Is Iran an existential threat to Israel?

For years, Israeli leaders and their friends in the western world have portrayed Iran as an existential threat to Israel. What is the truth in this matter? 

Probably the best source for such info is the SIPRI  Military Expenditure Database which contains consistent time series on the military spending of 171 countries since 1988, and of NATO member states from 1949 or from when they joined NATO. You can access the database by clicking here

Here are some other links to find the answer: (click here, here and here).

In the Foreign Policy, Trita Parsi writes, "Quantitatively, Iran’s military expenditures have sunk far below those of its Gulf rivals. In 2014, according to the Stockholm International Peace Research Institute (SIPRI), more than 25 percent of Saudi government spending was devoted to beefing up its military assets — expenditures that totaled more than $80 billion. Along with the United Arab Emirates (UAE), which spent nearly $23 billion, the two Gulf Arab countries comprise well over half the $173 billion in military expenditures spent by all Middle Eastern countries that year.

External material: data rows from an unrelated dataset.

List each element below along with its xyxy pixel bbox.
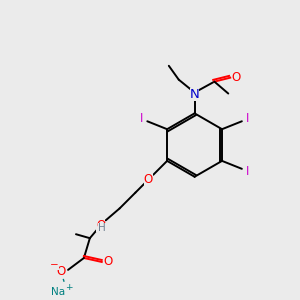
Text: O: O — [144, 173, 153, 186]
Text: O: O — [232, 71, 241, 84]
Text: H: H — [98, 223, 106, 233]
Text: O: O — [96, 219, 105, 232]
Text: I: I — [140, 112, 143, 125]
Text: O: O — [56, 266, 66, 278]
Text: O: O — [103, 256, 112, 268]
Text: I: I — [246, 165, 250, 178]
Text: Na: Na — [51, 287, 65, 297]
Text: +: + — [65, 283, 73, 292]
Text: I: I — [246, 112, 250, 125]
Text: −: − — [50, 260, 58, 270]
Text: N: N — [190, 88, 200, 101]
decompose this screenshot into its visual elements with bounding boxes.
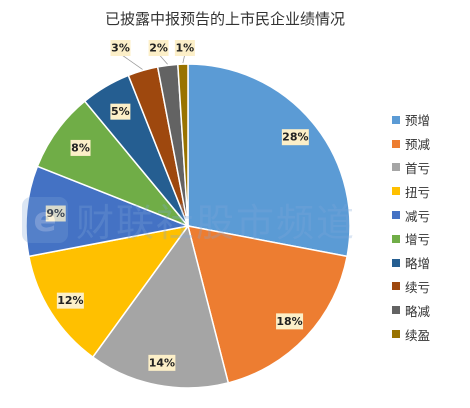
data-label-text-8: 3% (111, 42, 130, 55)
data-label-4: 12% (56, 292, 84, 309)
leader-line-8 (120, 53, 143, 70)
data-label-8: 3% (110, 40, 131, 56)
data-label-text-10: 1% (176, 42, 195, 55)
legend-swatch-9 (392, 306, 400, 315)
data-label-box-7 (110, 103, 131, 120)
legend-label-3: 首亏 (405, 160, 431, 176)
data-label-text-4: 12% (57, 294, 83, 307)
data-label-text-6: 8% (71, 141, 90, 154)
pie-slice-2 (186, 225, 349, 384)
data-label-text-9: 2% (149, 42, 168, 55)
legend-swatch-3 (392, 163, 400, 172)
legend-item-6: 增亏 (392, 227, 430, 251)
legend-label-9: 略减 (405, 303, 431, 319)
legend-label-5: 减亏 (405, 208, 431, 224)
pie-slice-5 (25, 165, 191, 258)
data-label-text-5: 9% (46, 207, 65, 220)
data-label-text-7: 5% (111, 105, 130, 118)
data-label-box-9 (148, 40, 169, 56)
data-label-10: 1% (174, 40, 195, 56)
pie-slice-3 (91, 224, 230, 389)
data-label-1: 28% (281, 129, 309, 146)
chart-title: 已披露中报预告的上市民企业绩情况 (104, 10, 345, 28)
pie-slices (25, 63, 351, 389)
legend-swatch-6 (392, 234, 400, 243)
data-label-text-1: 28% (282, 131, 308, 144)
data-labels: 28% 18% 14% 12% 9% 8% 5% 3% 2% 1% (45, 40, 309, 371)
data-label-box-4 (56, 292, 84, 309)
data-label-5: 9% (45, 205, 66, 222)
legend-swatch-2 (392, 139, 400, 148)
data-label-2: 18% (276, 313, 304, 330)
legend-item-1: 预增 (392, 108, 430, 132)
legend-label-7: 略增 (405, 256, 431, 272)
legend-item-2: 预减 (392, 132, 430, 156)
legend-swatch-10 (392, 330, 400, 339)
legend-label-2: 预减 (405, 137, 431, 153)
legend-label-10: 续盈 (405, 327, 431, 343)
legend-item-5: 减亏 (392, 203, 430, 227)
legend-item-3: 首亏 (392, 156, 430, 180)
data-label-7: 5% (110, 103, 131, 120)
legend-item-8: 续亏 (392, 275, 430, 299)
legend-swatch-8 (392, 282, 400, 291)
legend-label-1: 预增 (405, 113, 431, 129)
legend: 预增预减首亏扭亏减亏增亏略增续亏略减续盈 (392, 108, 430, 346)
pie-slice-10 (177, 63, 189, 227)
pie-slice-1 (187, 63, 351, 258)
data-label-box-2 (276, 313, 304, 330)
data-label-9: 2% (148, 40, 169, 56)
pie-slice-4 (27, 224, 190, 359)
data-label-box-6 (70, 139, 91, 156)
legend-swatch-7 (392, 258, 400, 267)
data-label-box-10 (174, 40, 195, 56)
data-label-box-8 (110, 40, 131, 56)
legend-label-4: 扭亏 (405, 184, 431, 200)
data-label-text-2: 18% (276, 315, 302, 328)
legend-item-10: 续盈 (392, 322, 430, 346)
data-label-box-5 (45, 205, 66, 222)
legend-swatch-1 (392, 115, 400, 124)
legend-item-4: 扭亏 (392, 179, 430, 203)
legend-swatch-4 (392, 187, 400, 196)
legend-label-6: 增亏 (405, 232, 431, 248)
legend-label-8: 续亏 (405, 279, 431, 295)
legend-swatch-5 (392, 211, 400, 220)
legend-item-7: 略增 (392, 251, 430, 275)
data-label-box-3 (148, 354, 176, 371)
legend-item-9: 略减 (392, 298, 430, 322)
data-label-3: 14% (148, 354, 176, 371)
data-label-text-3: 14% (149, 356, 175, 369)
data-label-box-1 (281, 129, 309, 146)
data-label-6: 8% (70, 139, 91, 156)
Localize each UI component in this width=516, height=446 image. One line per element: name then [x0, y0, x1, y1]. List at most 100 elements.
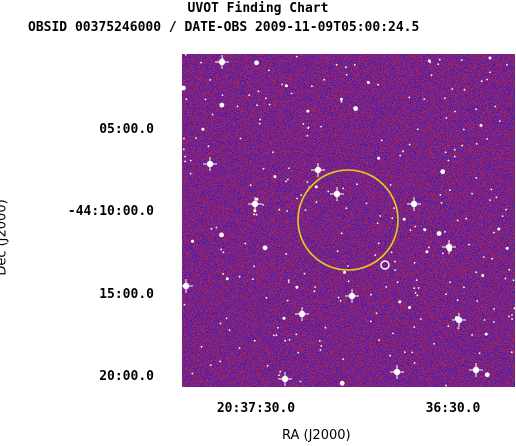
star-point — [222, 273, 224, 275]
star-point — [300, 194, 303, 197]
star-point — [314, 185, 318, 189]
x-tick-label: 36:30.0 — [425, 401, 481, 416]
star-point — [471, 334, 473, 336]
star-point — [248, 94, 251, 96]
star-point — [408, 306, 411, 309]
star-point — [493, 308, 495, 310]
star-point — [191, 239, 194, 243]
star-point — [307, 127, 309, 129]
star-point — [225, 317, 228, 320]
star-point — [278, 208, 281, 211]
star-point — [375, 312, 378, 315]
star-point — [396, 281, 399, 284]
star-point — [286, 210, 289, 212]
y-tick-label: 20:00.0 — [99, 369, 154, 384]
sky-image — [182, 54, 515, 387]
star-point — [337, 296, 340, 299]
star-point — [253, 213, 255, 216]
star-point — [413, 287, 416, 290]
star-point — [486, 138, 489, 140]
star-point — [262, 204, 264, 206]
star-point — [239, 137, 242, 140]
star-point — [389, 184, 392, 186]
star-point — [476, 300, 479, 302]
star-point — [441, 252, 444, 255]
star-point — [207, 145, 210, 148]
star-point — [490, 188, 493, 191]
star-point — [220, 248, 222, 251]
star-point — [413, 326, 416, 328]
y-tick-label: 15:00.0 — [99, 287, 154, 302]
star-point — [497, 227, 501, 231]
star-point — [440, 169, 446, 175]
star-point — [191, 372, 194, 375]
star-point — [508, 268, 511, 271]
star-point — [182, 85, 186, 91]
star-point — [345, 207, 348, 210]
star-point — [494, 105, 497, 108]
x-axis-label: RA (J2000) — [282, 428, 351, 443]
star-point — [438, 58, 441, 61]
star-point — [340, 100, 343, 103]
star-point — [463, 88, 466, 91]
star-point — [319, 349, 322, 351]
star-point — [486, 78, 488, 81]
star-point — [219, 232, 224, 238]
star-point — [340, 232, 343, 235]
star-point — [335, 63, 338, 66]
star-point — [252, 278, 254, 281]
noise-white-speckle — [182, 54, 515, 387]
star-point — [444, 230, 446, 233]
star-point — [493, 321, 495, 323]
star-point — [288, 167, 290, 169]
star-point — [453, 155, 456, 158]
star-point — [423, 98, 426, 100]
star-point — [457, 327, 460, 329]
star-point — [456, 219, 459, 222]
star-point — [303, 272, 306, 275]
star-point — [336, 250, 339, 253]
sky-image-svg — [182, 54, 515, 387]
star-point — [437, 63, 440, 66]
star-point — [345, 66, 347, 69]
star-point — [320, 125, 322, 128]
star-point — [510, 351, 513, 354]
source-marker — [380, 260, 390, 270]
star-point — [219, 102, 225, 108]
star-point — [258, 122, 261, 125]
star-point — [445, 293, 447, 296]
star-point — [225, 277, 229, 281]
star-point — [200, 345, 203, 348]
star-point — [489, 199, 491, 202]
star-point — [204, 98, 207, 101]
star-point — [471, 192, 473, 195]
star-point — [370, 293, 372, 296]
star-point — [183, 137, 185, 140]
star-point — [420, 318, 422, 320]
star-point — [468, 243, 471, 246]
star-point — [491, 257, 493, 260]
star-point — [221, 94, 224, 96]
star-point — [275, 334, 278, 337]
star-point — [210, 227, 213, 230]
star-point — [262, 167, 265, 170]
star-point — [315, 201, 318, 203]
star-point — [366, 81, 370, 84]
star-point — [463, 286, 465, 289]
star-point — [314, 286, 316, 288]
star-point — [478, 352, 481, 355]
star-point — [504, 277, 507, 280]
star-point — [430, 74, 433, 77]
star-point — [295, 333, 298, 336]
star-point — [461, 144, 463, 147]
star-point — [189, 159, 192, 162]
star-point — [255, 213, 258, 216]
star-point — [501, 215, 504, 218]
star-point — [342, 187, 345, 190]
star-point — [286, 299, 289, 302]
star-point — [399, 154, 402, 157]
star-point — [343, 270, 346, 274]
star-point — [285, 180, 287, 183]
star-point — [508, 315, 510, 318]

Comparatively, Iran’s military expenditures failed to measure up. During 2014, Iran’s military spending was about $15 billion, which comprised about 9 percent of total military spending in the Middle East. That’s a mere fraction of Saudi military spending and about two-thirds of the UAE’s. The Gulf Cooperation Council states of Bahrain, Oman, Saudi Arabia, and the UAE outspend Iran on arms by a factor of about eight." (See, e.g., http://foreignpolicy.com/2015/07/10/the-myth-of-the-iranian-military-giant/)
Anthony Cordesman of CSIS writes, "The gap between Iran and the Arab Gulf states widened sharply from 2009-2014, during which Saudi Arabia’s arms imports have been more than 18 times larger than Iran’s. The UAE’s imports are 16 times larger." (See, http://csis.org/publication/military-spending-and-arms-sales-gulf)

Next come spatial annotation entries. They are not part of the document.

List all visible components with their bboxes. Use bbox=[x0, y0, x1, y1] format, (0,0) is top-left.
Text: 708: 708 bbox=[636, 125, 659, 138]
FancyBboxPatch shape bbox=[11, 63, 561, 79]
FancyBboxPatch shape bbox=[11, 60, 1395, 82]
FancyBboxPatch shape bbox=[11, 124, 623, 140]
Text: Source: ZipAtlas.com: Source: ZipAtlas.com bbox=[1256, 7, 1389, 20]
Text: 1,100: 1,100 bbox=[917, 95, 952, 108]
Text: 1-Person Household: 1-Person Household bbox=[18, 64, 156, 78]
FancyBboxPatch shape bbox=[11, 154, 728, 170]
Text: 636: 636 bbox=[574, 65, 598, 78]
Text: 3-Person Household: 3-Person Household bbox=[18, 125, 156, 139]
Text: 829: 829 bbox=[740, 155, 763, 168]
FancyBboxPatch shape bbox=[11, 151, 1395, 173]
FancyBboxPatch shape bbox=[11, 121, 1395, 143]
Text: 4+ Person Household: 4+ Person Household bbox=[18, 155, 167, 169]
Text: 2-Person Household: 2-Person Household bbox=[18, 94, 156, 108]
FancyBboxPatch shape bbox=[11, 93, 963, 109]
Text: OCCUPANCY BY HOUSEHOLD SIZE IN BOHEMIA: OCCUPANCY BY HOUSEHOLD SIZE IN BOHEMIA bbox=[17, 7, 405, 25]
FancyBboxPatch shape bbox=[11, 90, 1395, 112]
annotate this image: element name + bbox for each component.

You can also read Prof. Noam Chomskey's piece by clicking here. He writes, "To be sure, Israel faces the “existential threat” of Iranian pronouncements: Supreme Leader Khamenei and former president Mahmoud Ahmadinejad famously threatened it with destruction.  Except that they didn’t — and if they had, it would be of little moment.  Ahmadinejad, for instance, predicted that “under God’s grace [the Zionist regime] will be wiped off the map.”  In other words, he hoped that regime change would someday take place.  Even that falls far short of the direct calls in both Washington and Tel Aviv for regime change in Iran, not to speak of the actions taken to implement regime change.  These, of course, go back to the actual “regime change” of 1953, when the U.S. and Britain organized a military coup to overthrow Iran’s parliamentary government and install the dictatorship of the Shah, who proceeded to amass one of the worst human rights records on the planet."

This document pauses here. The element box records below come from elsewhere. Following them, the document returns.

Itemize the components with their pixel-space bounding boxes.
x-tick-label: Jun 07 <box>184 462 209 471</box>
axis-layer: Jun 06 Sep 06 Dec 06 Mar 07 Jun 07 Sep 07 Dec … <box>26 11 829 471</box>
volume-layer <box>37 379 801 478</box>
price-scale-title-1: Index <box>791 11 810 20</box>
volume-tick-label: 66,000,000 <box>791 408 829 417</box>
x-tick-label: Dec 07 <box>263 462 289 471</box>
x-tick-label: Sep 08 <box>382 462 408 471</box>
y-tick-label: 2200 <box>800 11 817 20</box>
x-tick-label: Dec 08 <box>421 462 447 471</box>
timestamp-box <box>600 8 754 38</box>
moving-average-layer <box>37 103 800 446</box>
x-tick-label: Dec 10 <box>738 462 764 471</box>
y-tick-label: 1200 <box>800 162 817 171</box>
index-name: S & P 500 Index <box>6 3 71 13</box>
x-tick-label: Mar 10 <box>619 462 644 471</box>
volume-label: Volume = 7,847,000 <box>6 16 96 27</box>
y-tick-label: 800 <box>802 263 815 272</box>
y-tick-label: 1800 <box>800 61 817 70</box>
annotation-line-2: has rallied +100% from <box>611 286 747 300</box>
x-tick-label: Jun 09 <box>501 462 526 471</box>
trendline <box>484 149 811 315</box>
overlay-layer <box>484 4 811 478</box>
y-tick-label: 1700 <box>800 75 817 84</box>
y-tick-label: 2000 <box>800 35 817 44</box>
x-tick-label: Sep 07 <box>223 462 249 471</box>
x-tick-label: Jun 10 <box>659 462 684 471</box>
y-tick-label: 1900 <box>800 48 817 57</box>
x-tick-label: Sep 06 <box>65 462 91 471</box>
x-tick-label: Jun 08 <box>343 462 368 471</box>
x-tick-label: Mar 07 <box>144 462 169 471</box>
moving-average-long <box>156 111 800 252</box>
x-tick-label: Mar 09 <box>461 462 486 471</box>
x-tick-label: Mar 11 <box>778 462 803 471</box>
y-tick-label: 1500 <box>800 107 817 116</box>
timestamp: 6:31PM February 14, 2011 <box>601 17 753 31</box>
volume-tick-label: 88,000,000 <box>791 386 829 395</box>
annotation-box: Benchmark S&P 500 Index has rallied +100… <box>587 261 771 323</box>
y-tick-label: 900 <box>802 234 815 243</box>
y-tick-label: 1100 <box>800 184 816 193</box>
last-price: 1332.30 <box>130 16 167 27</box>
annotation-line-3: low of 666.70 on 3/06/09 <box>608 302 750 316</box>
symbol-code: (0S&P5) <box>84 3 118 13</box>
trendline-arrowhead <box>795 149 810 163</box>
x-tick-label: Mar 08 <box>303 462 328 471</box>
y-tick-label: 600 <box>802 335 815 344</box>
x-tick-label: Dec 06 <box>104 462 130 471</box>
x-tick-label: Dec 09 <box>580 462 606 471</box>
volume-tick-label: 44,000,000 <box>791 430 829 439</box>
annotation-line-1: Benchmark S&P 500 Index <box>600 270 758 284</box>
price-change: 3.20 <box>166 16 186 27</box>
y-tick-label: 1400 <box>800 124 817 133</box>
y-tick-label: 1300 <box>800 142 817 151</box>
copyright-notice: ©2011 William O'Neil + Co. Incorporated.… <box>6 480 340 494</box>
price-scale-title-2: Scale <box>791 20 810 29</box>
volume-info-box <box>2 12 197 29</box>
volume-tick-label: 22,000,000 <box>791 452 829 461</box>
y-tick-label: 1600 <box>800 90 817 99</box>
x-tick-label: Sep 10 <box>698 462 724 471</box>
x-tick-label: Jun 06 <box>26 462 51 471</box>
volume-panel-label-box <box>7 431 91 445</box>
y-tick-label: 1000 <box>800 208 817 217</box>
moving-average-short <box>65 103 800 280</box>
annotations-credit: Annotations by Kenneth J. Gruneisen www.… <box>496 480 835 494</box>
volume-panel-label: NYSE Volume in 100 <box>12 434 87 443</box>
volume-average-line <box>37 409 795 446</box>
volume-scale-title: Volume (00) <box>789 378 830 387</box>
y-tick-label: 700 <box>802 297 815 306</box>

He continues, "It might also be useful to recall — surely Iranians do — that not a day has passed since 1953 in which the U.S. was not harming Iranians. After all, as soon as they overthrew the hated U.S.-imposed regime of the Shah in 1979, Washington put its support behind Iraqi leader Saddam Hussein, who would, in 1980, launch a murderous assault on their country.  President Reagan went so far as to deny Saddam’s major crime, his chemical warfare assault on Iraq’s Kurdish population, which he blamed on Iran instead.  When Saddam was tried for crimes under U.S. auspices, that horrendous crime, as well as others in which the U.S. was complicit, was carefully excluded from the charges, which were restricted to one of his minor crimes, the murder of 148 Shi’ites in 1982, a footnote to his gruesome record... Iran pretty much conceded defeat shortly after, when the U.S. launched Operation Praying Mantis against Iranian ships and oil platforms in Iranian territorial waters.  That operation culminated when the USS Vincennes, under no credible threat, shot down an Iranian civilian airliner in Iranian airspace, with 290 killed — and the subsequent granting of a Legion of Merit award to the commander of the Vincennes for “exceptionally meritorious conduct” and for maintaining a “calm and professional atmosphere” during the period when the attack on the airliner took place. Comments philosopher Thill Raghu, “We can only stand in awe of such display of American exceptionalism!”
"After the war ended, the U.S. continued to support Saddam Hussein, Iran’s primary enemy.  President George H.W. Bush even invited Iraqi nuclear engineers to the U.S. for advanced training in weapons production, an extremely serious threat to Iran.  Sanctions against that country were intensified, including against foreign firms dealing with it, and actions were initiated to bar it from the international financial system.
In recent years the hostility has extended to sabotage, the murder of nuclear scientists (presumably by Israel), and cyberwar, openly proclaimed with pride.  The Pentagon regards cyberwar as an act of war, justifying a military response, as does NATO, which affirmed in September 2014 that cyber attacks may trigger the collective defense obligations of the NATO powers — when we are the target that is, not the perpetrators."